O início do livro de Neemias (Ne 1:1–4) nos revela a fragilidade e as limitações naturais do ser humano. Jerusalém estava sob domínio do Império Persa e muitos foram levados à capital do império, mas uma parcela da população permaneceu na colônia (Israel). Alguns destes, ao visitarem Neemias, que estava na capital, relataram-lhe a situação calamitosa da Cidade Santa, em que só havia miséria e destruição.
Essa notícia para um judeu representava a mais pura desgraça. A cidade de Deus estava destruída, o símbolo maior da fé de todo um povo estava em ruínas! Podemos imaginar qual seria essa dor se compararmos ao que sentiríamos caso chegássemos no domingo de manhã à nossa igreja e a encontrássemos destruída. Mas, para Neemias e todos os judeus, muito mais do que a destruição física de Jerusalém, tal situação representava um abalo na fé e na confiança em Deus. A dor que Neemias sentiu ao receber a triste notícia do estado em que se encontrava Jerusalém o fez sentar-se e chorar por alguns dias.
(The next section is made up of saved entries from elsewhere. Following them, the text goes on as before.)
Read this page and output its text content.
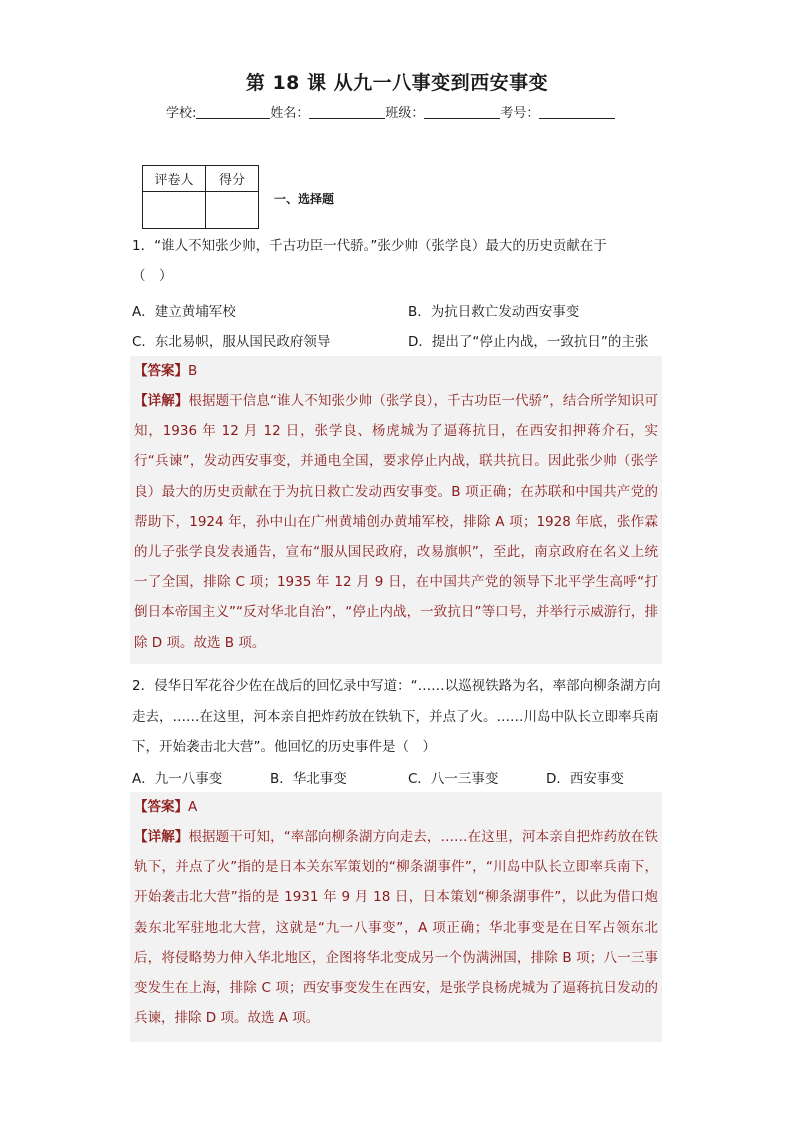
第 18 课 从九一八事变到西安事变
学校:	姓名：	班级：	考号：
评卷人	得分

一、选择题
1．“谁人不知张少帅，千古功臣一代骄。”张少帅（张学良）最大的历史贡献在于
（　）
A．建立黄埔军校	B．为抗日救亡发动西安事变
C．东北易帜，服从国民政府领导	D．提出了“停止内战，一致抗日”的主张
【答案】B

【详解】根据题干信息“谁人不知张少帅（张学良），千古功臣一代骄”，结合所学知识可知，1936 年 12 月 12 日，张学良、杨虎城为了逼蒋抗日，在西安扣押蒋介石，实行“兵谏”，发动西安事变，并通电全国，要求停止内战，联共抗日。因此张少帅（张学良）最大的历史贡献在于为抗日救亡发动西安事变。B 项正确；在苏联和中国共产党的帮助下，1924 年，孙中山在广州黄埔创办黄埔军校，排除 A 项；1928 年底，张作霖的儿子张学良发表通告，宣布“服从国民政府，改易旗帜”，至此，南京政府在名义上统一了全国，排除 C 项；1935 年 12 月 9 日，在中国共产党的领导下北平学生高呼“打倒日本帝国主义”“反对华北自治”，“停止内战，一致抗日”等口号，并举行示威游行，排除 D 项。故选 B 项。

2．侵华日军花谷少佐在战后的回忆录中写道：“……以巡视铁路为名，率部向柳条湖方向走去，……在这里，河本亲自把炸药放在铁轨下，并点了火。……川岛中队长立即率兵南下，开始袭击北大营”。他回忆的历史事件是（　）
A．九一八事变	B．华北事变	C．八一三事变	D．西安事变
【答案】A

【详解】根据题干可知，“率部向柳条湖方向走去，……在这里，河本亲自把炸药放在铁轨下，并点了火”指的是日本关东军策划的“柳条湖事件”，“川岛中队长立即率兵南下，开始袭击北大营”指的是 1931 年 9 月 18 日，日本策划“柳条湖事件”，以此为借口炮轰东北军驻地北大营，这就是“九一八事变”，A 项正确；华北事变是在日军占领东北后，将侵略势力伸入华北地区，企图将华北变成另一个伪满洲国，排除 B 项；八一三事变发生在上海，排除 C 项；西安事变发生在西安，是张学良杨虎城为了逼蒋抗日发动的兵谏，排除 D 项。故选 A 项。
Podemos classificar a reação de Neemias como normal. Ele estava triste e exteriorizou seu sentimento por meio do lamento e do choro. No entanto, por incrível que pareça, para muitos dentro das igrejas tal atitude – chorar e lamentar – é sinal de fraqueza espiritual. E os mais “espirituais” logo poderiam dizer: “É o diabo que está agindo na vida dessa pessoa”.
Há dentro de nossas igrejas uma corrente que acredita que demonstrações de fragilidade ou angústia nada mais são do que expressões claras de falta de fé ou puramente uma ação demoníaca na vida do indivíduo. Tal pensamento, além de equivocado, serve exclusivamente para oprimir ainda mais os atingidos. Afinal, não existe nada mais opressor ou demoníaco do que dizer a alguém que está triste que, se ele exteriorizar esse sentimento, estará sendo fraco espiritualmente.
Neemias chorou porque Deus permite que Seus filhos e filhas, até os mais expressivos como o profeta em questão, fiquem tristes e expressem seus sentimentos das mais diferentes maneiras, inclusive por meio de um choro profundo, que lava a alma e põe a dor para fora. Não podemos nos esquecer de que o próprio Filho de Deus chorou quando recebeu a notícia da morte do Seu amigo Lázaro.
Entretanto, quando olhamos para Neemias percebemos que ele não se entregou ao sofrimento. E esse é o grande segredo para nós cristãos. Podemos chorar e sofrer durante “toda uma noite, mas ao raiar do dia” (Sl 30:5) temos de olhar para o autor e consumador de nossa fé, o Senhor dos Senhores e Rei dos Reis: Jesus. Neemias, depois de chorar e lamentar, passou a jejuar e orar, expondo a Deus sua dor e indignação. Devemos proceder da mesma maneira.
Podemos chorar – e isso em hipótese nenhuma deve ser interpretado como falta de fé –, mas não podemos nunca nos entregar à dor e às decepções, que são inerentes à vida, pois, assim como é certo o nascer do sol no início de um novo dia, assim deve ser nossa confiança em Deus, que nos acolhe com nossas fragilidades, mas também nos renova e nos dá um novo ânimo para continuarmos caminhando com fé e esperança.